To me that’s like asking me to pay a toll to get off the superhighway and visit a dying town that time has forgotten.

“In the name of “defin[ing] clear standards as to how much of its articles and broadcasts bloggers and Web sites can excerpt” the Associated Press is now selling “quotation licenses” that allow bloggers, journallers, and people who forward quotations from articles to co-workers to quote their articles. The licenses start at $12.50 for quotations of 5-25 words. The licensing system exhorts you to snitch on people who publish without paying the blood-money, offering up to $1 million in reward money (they also think that “fair use” — the right to copy without permission — means “Contact the owner of the work to be sure you are covered under fair use.”).”

Full disclosure, I am total copyleftist. I hate crap like this. Whenever an organization with an intellectual property axe to grind (MPAA, RIAA) starts getting “smart” about the digital world, they almost always put on the egg makeup.

Author: David Churbuck

Cape Codder with an itch to write

0 thoughts on “Final spasms of a dying beast”

  1. Best headline anyone has put on a post about this story!
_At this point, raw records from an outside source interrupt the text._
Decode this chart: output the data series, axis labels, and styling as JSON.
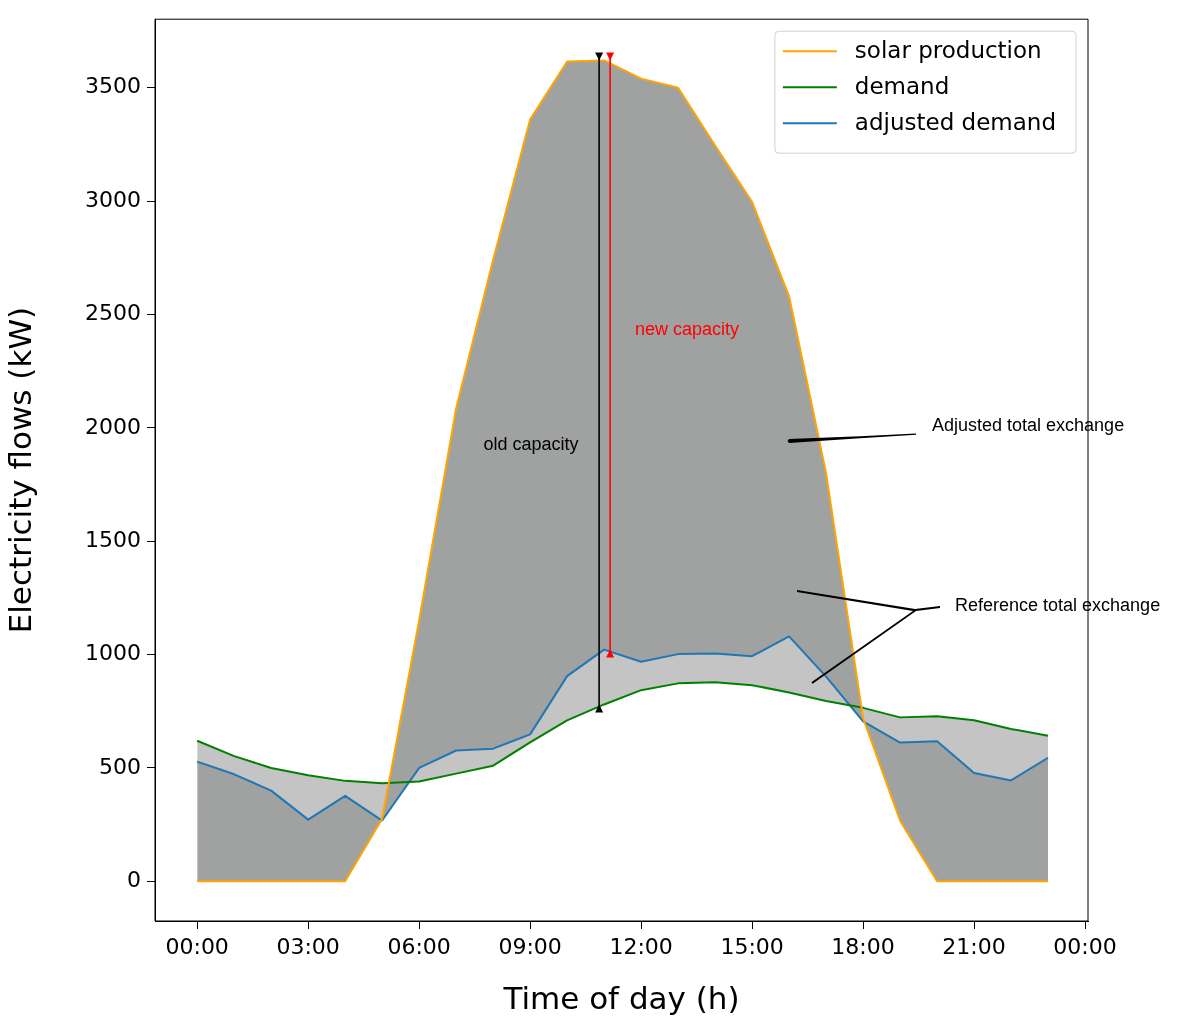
{
  "chart_data": {
    "type": "line",
    "xlabel": "Time of day (h)",
    "ylabel": "Electricity flows (kW)",
    "x": [
      0,
      1,
      2,
      3,
      4,
      5,
      6,
      7,
      8,
      9,
      10,
      11,
      12,
      13,
      14,
      15,
      16,
      17,
      18,
      19,
      20,
      21,
      22,
      23
    ],
    "series": [
      {
        "name": "solar production",
        "color": "#ffa500",
        "values": [
          0,
          0,
          0,
          0,
          0,
          276,
          1150,
          2085,
          2740,
          3360,
          3615,
          3620,
          3540,
          3500,
          3245,
          2996,
          2580,
          1800,
          720,
          267,
          0,
          0,
          0,
          0
        ]
      },
      {
        "name": "demand",
        "color": "#008000",
        "values": [
          620,
          552,
          500,
          468,
          443,
          432,
          440,
          475,
          510,
          613,
          710,
          780,
          843,
          873,
          878,
          865,
          833,
          795,
          765,
          723,
          728,
          710,
          672,
          642
        ]
      },
      {
        "name": "adjusted demand",
        "color": "#1f77b4",
        "values": [
          528,
          472,
          400,
          272,
          377,
          268,
          500,
          577,
          585,
          648,
          905,
          1022,
          968,
          1002,
          1005,
          993,
          1080,
          903,
          705,
          612,
          618,
          478,
          445,
          545
        ]
      }
    ],
    "xlim": [
      -1.14,
      24.08
    ],
    "ylim": [
      -175,
      3802
    ],
    "xticks": [
      {
        "value": 0,
        "label": "00:00"
      },
      {
        "value": 3,
        "label": "03:00"
      },
      {
        "value": 6,
        "label": "06:00"
      },
      {
        "value": 9,
        "label": "09:00"
      },
      {
        "value": 12,
        "label": "12:00"
      },
      {
        "value": 15,
        "label": "15:00"
      },
      {
        "value": 18,
        "label": "18:00"
      },
      {
        "value": 21,
        "label": "21:00"
      },
      {
        "value": 24,
        "label": "00:00"
      }
    ],
    "yticks": [
      0,
      500,
      1000,
      1500,
      2000,
      2500,
      3000,
      3500
    ],
    "annotations": [
      "old capacity",
      "new capacity",
      "Adjusted total exchange",
      "Reference total exchange"
    ],
    "grid": false,
    "legend": "top right",
    "marker": "none",
    "line_style": "solid"
  }
}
I am starting to come around to the view that the AP is sorta like other middlemen that got disintermediated by the Internet, at least from a reader’s perspective.

    I don’t really need the AP to supply my local paper with news from other places anymore. I have Google News or other aggregation services to pick the best of the best from all over. If I need to know what’s up in Kalamazoo, I just click on the Kalamazoo Gazette.

  2. Let the idiots save the trees themselves! What a stupid decision.

    I have a local papaer with a 32-page local news hole.
    I love it

    be regular and be continent

    Jim

  3. Heck, let’s apply the standard in reverse. Look for any old Blog post, take a 5-10 word quote out of it, and then search it in Google with “ap” and eventually, we’ll find something that predates them. Hence, they must have plagiarized, and legally responsible. Even better, they couldn’t rest on the “Gee, I didn’t know” defense.